I've offered to arrange pick up of his laundry etc by laundrette. No won't do that. Gets defensive and says "I'll manage". In the past, his "washing" has been putting stuff in the kitchen stink and running tap onto them for 5 minutes. Not clean and he has smelt bad in the past!

So now brothers GF does. Shes mega nice to him but pretty sure she does it because she can see hes got money! Hey ho - you'll learn. Get on with it then. I ignore him now when he mentions laundry - I've offered a solution he doesn't like so he can suit himself for all I care.

I've offered to get a washing machine fitted. I've looked into small table top washing machines. Nope. Still clinging to this idea that he can't possibly use a washing machine because its for women. He still says this - its like its the 1950s.

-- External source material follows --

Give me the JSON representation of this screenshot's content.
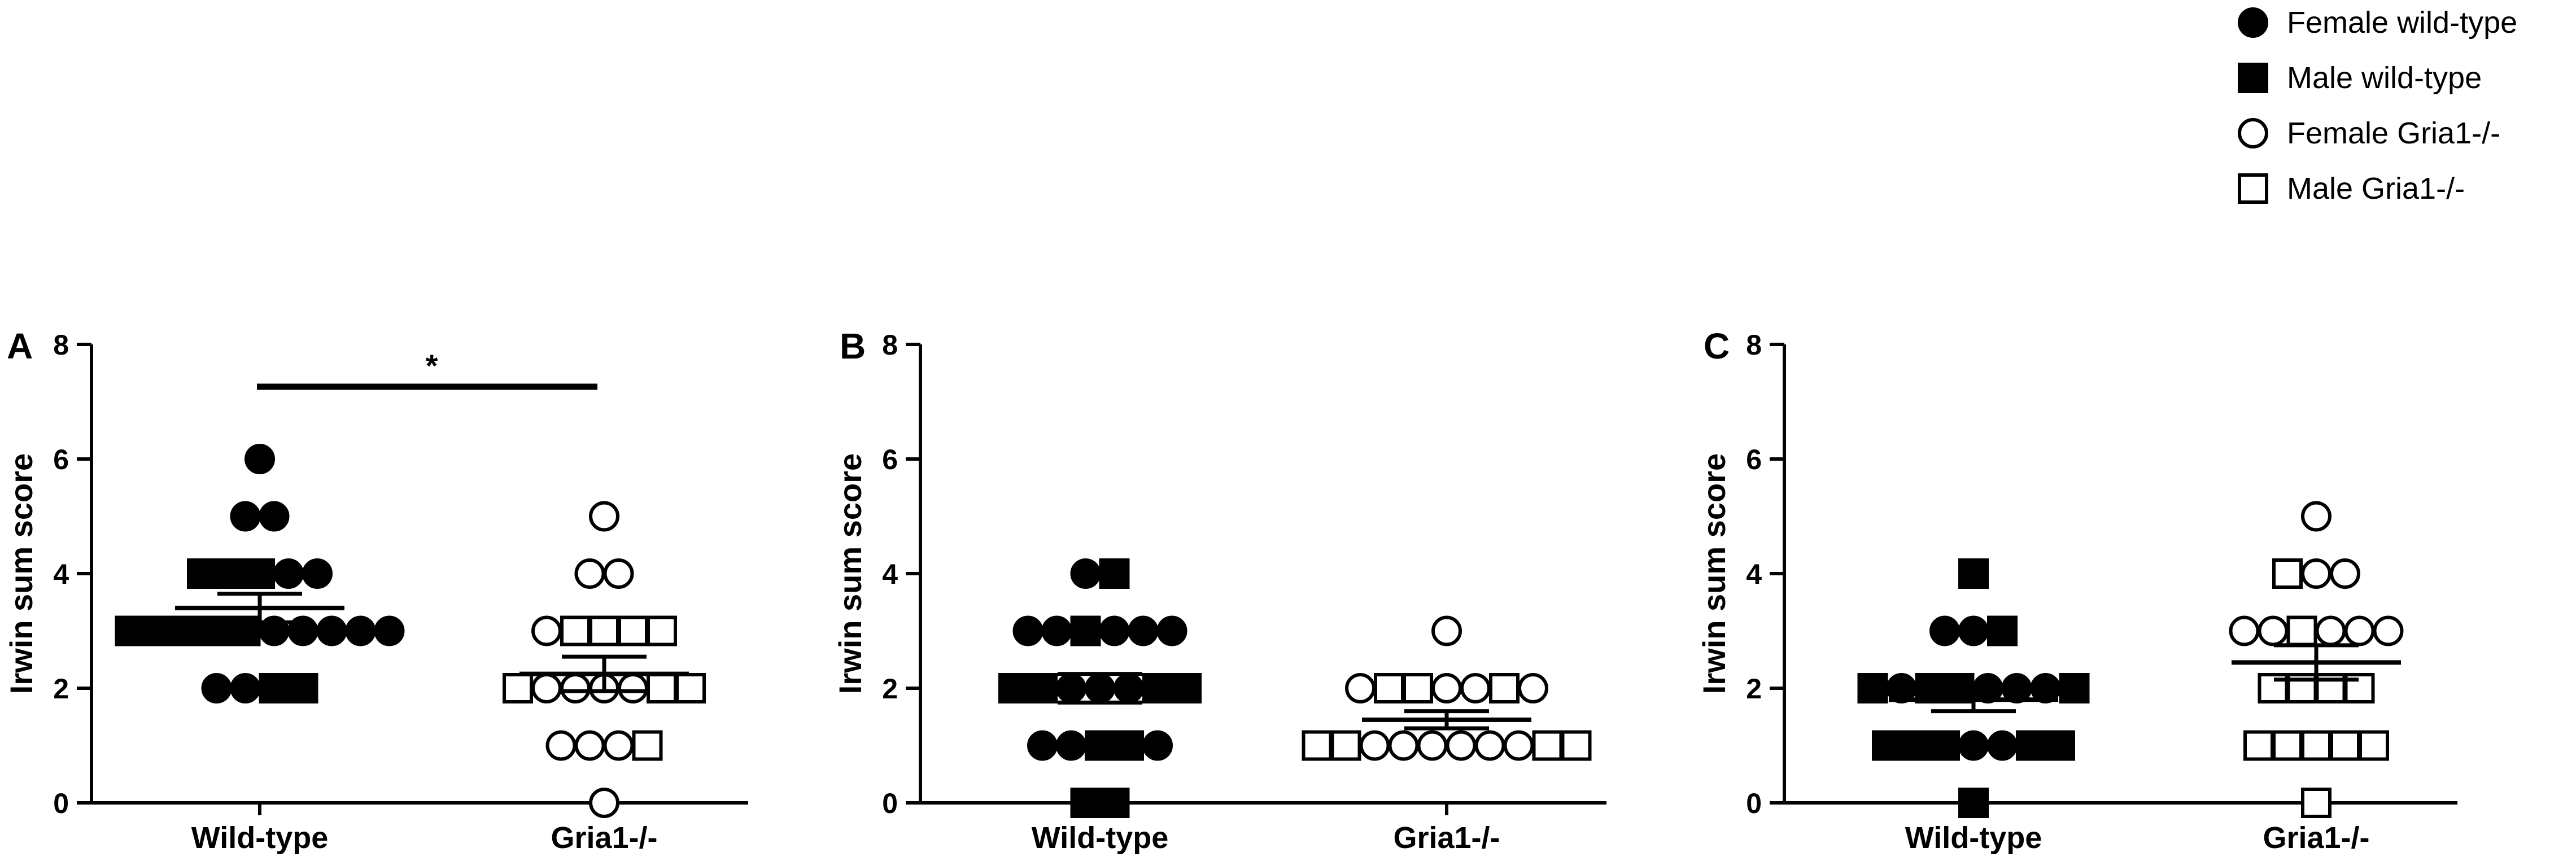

I've given up now but I used to say, all well and good, have your views, but, at the end of the day, if a man lives on his own hes got no choice. I often say, lucky you don't deem yourself too manly to cook then otherwise you'd flippin starve to death!

OP posts:
Wordthe · 07/01/2019 12:34

it sounds utterly infuriating @Paul, especially this complete refusal to do basic household chores

With the benefits of hindsight do you think there could have been any way to avoid the situation that you are now in?

potatoscone · 07/01/2019 12:46

by asking if I'd thought about his POV you were implying that I hadn't.

I posted it as a thinker, yes. I didn't post it to be offensive. Lots of people actually don't do so things from the other POV. It wasn't a judgement against you personally.